Re: [RFC PATCH bpf-next 0/6] bpf: Handle reuse in bpf memory alloc

Alexei Starovoitov <alexei.starovoitov@xxxxxxxxx> · Tue, 14 Feb 2023 18:42:41 -0800

On Tue, Feb 14, 2023 at 6:36 PM Hou Tao <houtao@xxxxxxxxxxxxxxx> wrote:
>
> Hi,
>
> On 2/12/2023 12:33 AM, Alexei Starovoitov wrote:
> > On Fri, Feb 10, 2023 at 5:10 PM Hou Tao <houtao@xxxxxxxxxxxxxxx> wrote:
> >>>> Hou, are you plannning to resubmit this change?
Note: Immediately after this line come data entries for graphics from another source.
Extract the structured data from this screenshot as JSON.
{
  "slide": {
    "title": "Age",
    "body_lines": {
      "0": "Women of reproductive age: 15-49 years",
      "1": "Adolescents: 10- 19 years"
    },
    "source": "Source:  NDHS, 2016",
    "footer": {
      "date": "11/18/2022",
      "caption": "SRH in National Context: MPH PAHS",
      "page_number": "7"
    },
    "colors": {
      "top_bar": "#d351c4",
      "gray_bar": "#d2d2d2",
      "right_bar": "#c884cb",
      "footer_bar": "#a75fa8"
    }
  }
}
I also hit this while testing my
> >>>> changes on bpf-next.
> >>> Are you talking about the whole patch set or just GFP_ZERO in mem_alloc?
> >>> The former will take a long time to settle.
> >>> The latter is trivial.
> >>> To unblock yourself just add GFP_ZERO in an extra patch?
> >> Sorry for the long delay. Just find find out time to do some tests to compare
> >> the performance of bzero and ctor. After it is done, will resubmit on next week.
> > I still don't like ctor as a concept. In general the callbacks in the critical
> > path are guaranteed to be slow due to retpoline overhead.
> > Please send a patch to add GFP_ZERO.
> I see. Will do. But i think it is better to know the coarse overhead of these
> two methods, so I hack map_perf_test to support customizable value size for
> hash_map_alloc and do some benchmarks to show the overheads of ctor and
> GFP_ZERO. These benchmark are conducted on a KVM-VM with 8-cpus, it seems when
> the number of allocated elements is small, the overheads of ctor and bzero are
> basically the same, but when the number of allocated element increases (e.g.,
> half full), the overhead of ctor will be bigger. For big value size, the
> overhead of ctor and zero are basically the same, and it seems due to the main
> overhead comes from slab allocation. The following is the detailed results:

and with retpoline?